Tuesday, February 1, 2011

"The greatest talk show host who ever lived...

...Bernard Pivot."

If you have no idea who that is, you clearly did not spend a wildly unproductive Sunday watching the final clips from various Inside the Actors' Studio interviews.

If you do not have a fondness for Bravo's Drama in the Afternoon - when I'm home in Calgary I like to wake up in time for back to back episodes of Law & Order and Without a Trace, watched from the [dis]comfort of the eliptical - you may only know of Inside the Actor's Studio from Will Ferrell's charming imitation of host James Lipton on Saturday Night Live. It gave us the word "scrumtrellescent." For that, and very little else, I thank you, Will Ferrell.

Inside the Actors' Studio is hosted by this guy:

James Lipton does, in fact, always end his celebrity interviews with a series of questions that were apparently originally conceived of by Eharmony Proust, and used "to magnificent effect for 26 years" by Bernard Pivot.

When you watch a ton of people answer this same set of questions, it is only a matter of time - and in my case, probably a surprisingly immense amount of time - before you start drafting your own answers.
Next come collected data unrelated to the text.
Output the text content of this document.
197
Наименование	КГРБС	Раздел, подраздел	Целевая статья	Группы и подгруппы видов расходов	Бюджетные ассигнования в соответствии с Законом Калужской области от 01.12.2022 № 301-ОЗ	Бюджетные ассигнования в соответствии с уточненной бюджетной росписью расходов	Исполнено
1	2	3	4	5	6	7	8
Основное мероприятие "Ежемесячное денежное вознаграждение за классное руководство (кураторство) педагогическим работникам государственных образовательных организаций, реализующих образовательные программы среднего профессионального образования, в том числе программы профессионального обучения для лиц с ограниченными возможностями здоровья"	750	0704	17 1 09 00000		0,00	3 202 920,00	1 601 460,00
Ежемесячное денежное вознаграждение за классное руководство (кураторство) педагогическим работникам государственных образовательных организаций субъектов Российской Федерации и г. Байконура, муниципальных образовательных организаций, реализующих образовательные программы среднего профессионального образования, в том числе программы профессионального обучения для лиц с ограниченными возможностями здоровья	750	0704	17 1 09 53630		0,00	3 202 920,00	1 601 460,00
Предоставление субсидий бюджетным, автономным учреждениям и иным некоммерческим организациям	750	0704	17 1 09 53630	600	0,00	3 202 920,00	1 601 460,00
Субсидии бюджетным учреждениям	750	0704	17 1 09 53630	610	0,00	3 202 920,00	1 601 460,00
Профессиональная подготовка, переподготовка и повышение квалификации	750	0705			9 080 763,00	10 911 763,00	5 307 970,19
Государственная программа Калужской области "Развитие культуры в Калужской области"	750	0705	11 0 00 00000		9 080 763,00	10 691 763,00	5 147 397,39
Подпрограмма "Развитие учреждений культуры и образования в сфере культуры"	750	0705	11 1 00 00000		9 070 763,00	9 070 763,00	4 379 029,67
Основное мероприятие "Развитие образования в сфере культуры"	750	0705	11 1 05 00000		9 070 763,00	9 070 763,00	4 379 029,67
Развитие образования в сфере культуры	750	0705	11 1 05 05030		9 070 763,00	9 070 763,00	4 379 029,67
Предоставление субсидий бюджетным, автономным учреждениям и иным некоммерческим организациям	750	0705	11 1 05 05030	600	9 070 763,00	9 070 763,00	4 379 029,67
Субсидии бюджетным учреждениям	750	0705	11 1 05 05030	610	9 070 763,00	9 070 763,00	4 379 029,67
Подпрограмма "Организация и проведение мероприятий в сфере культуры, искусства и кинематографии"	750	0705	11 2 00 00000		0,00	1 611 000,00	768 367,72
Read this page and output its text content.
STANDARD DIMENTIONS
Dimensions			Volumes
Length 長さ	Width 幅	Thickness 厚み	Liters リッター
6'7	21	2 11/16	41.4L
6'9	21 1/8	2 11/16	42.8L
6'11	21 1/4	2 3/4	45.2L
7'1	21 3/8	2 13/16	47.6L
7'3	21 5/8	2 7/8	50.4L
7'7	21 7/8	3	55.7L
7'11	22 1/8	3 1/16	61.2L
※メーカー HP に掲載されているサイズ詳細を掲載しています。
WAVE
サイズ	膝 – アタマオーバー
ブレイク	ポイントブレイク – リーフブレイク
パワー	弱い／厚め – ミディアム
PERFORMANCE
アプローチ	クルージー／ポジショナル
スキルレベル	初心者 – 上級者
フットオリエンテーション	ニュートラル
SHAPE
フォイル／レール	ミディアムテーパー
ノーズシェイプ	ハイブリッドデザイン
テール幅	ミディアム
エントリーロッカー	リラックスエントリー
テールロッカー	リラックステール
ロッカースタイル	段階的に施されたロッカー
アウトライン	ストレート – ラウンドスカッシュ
Seriously, I watched about 6 celebrities in a row say they would like to be a composer/singer/musician before I thought "LAME! I would do better!"

Not to rag on them too badly though - here are some of my favourite answers I stumbled across

What is your favourite word? "Delicatessen" "Jack MacFarlan"/Sean Hayes (answering as Jack) or "verdurous," Daniel Radcliffe (I know, right?)
What is your least favourite word? "Spelunkers," Robert Downy Jr or "Flabbergasted," Ralph Fiennes 

What turns you on? "Everything" Al Pacino or "Watching my dogs play," Kevin Spacey
What turns you off? "The dentist drill," Hugh Jackman, "Not breathing," Johnny Depp or "Financial advice," Hugh Laurie
What sound or noise to you love? "The sound of a can of tennis balls being opened," Jason Bateman, "The sound of the accoustic guitar being played badly," Hugh Laurie
What sound or noise do you hate? "When your nose whistles," Michael J Fox, "That noise when you've got a pencil and you're writing with a pencil and the end breaks off but you still find yourself dragging the pencil across the paper for a little bit..." Daniel Radcliffe
What is your favourite curse word? "This is unprecendented; it's 7 syllabals. It's 'sonofacuntlovingwhore,'" Robert Downey Jr, "fucking fuck and all it's fucking cognates," Hugh Laurie, "fuck. Or. Rat bastard," Spacey "You...dentist!" Sean Penn
What profession other than your own would you like to attempt? "I would like to be an astronaut," Salma Hayek,  "a neurologist or a theoretical physicist" Robin Williams
What profession would you not like to participate in? "a job in the French court, apparently it's a good job, but wiping the king's ass," thank you, Matt Damon
If heaven exists, what would you like to hear God say when you arrive at the Pearly Gates? "You know I've got a son I'd like to set you up with," Eric McCormack answering as "Will Truman," or "Aw, you make me smile," Salma Hayek (because she does, she just DOES). Oh, and because it is ridiculous, "Your brother's over there, and the girls are over there" Mickey Rourke.

And MY answers? Funny you should ask...


What is your favourite word? 
Oubliette
What is your least favourite word? 
Clot
What turns you on? 
Having someone rub their hand up and down the entire length of my back
What turns you off? 
Lack of ambition
What sound or noise to you love?
The sound of my cat licking her paws
What sound or noise do you hate? 
The sound when you have cardboard or metal in a freezer and it rubs up against the ice build up and screeches.
What is your favourite curse word?
Cock
What profession other than your own would you like to attempt? 
well, actor, but otherwise a zookeeper
What profession would you not like to participate in? 
a Chick Sexer. In large farming operations, there is a person who is responsible for determining the sex of newly hatched chicks, which apparently is rather difficult. Chicken pedophile.
If heaven exists, what would you like to hear God say when you arrive at the Pearly Gates? 
You know Dante made that shit up, right?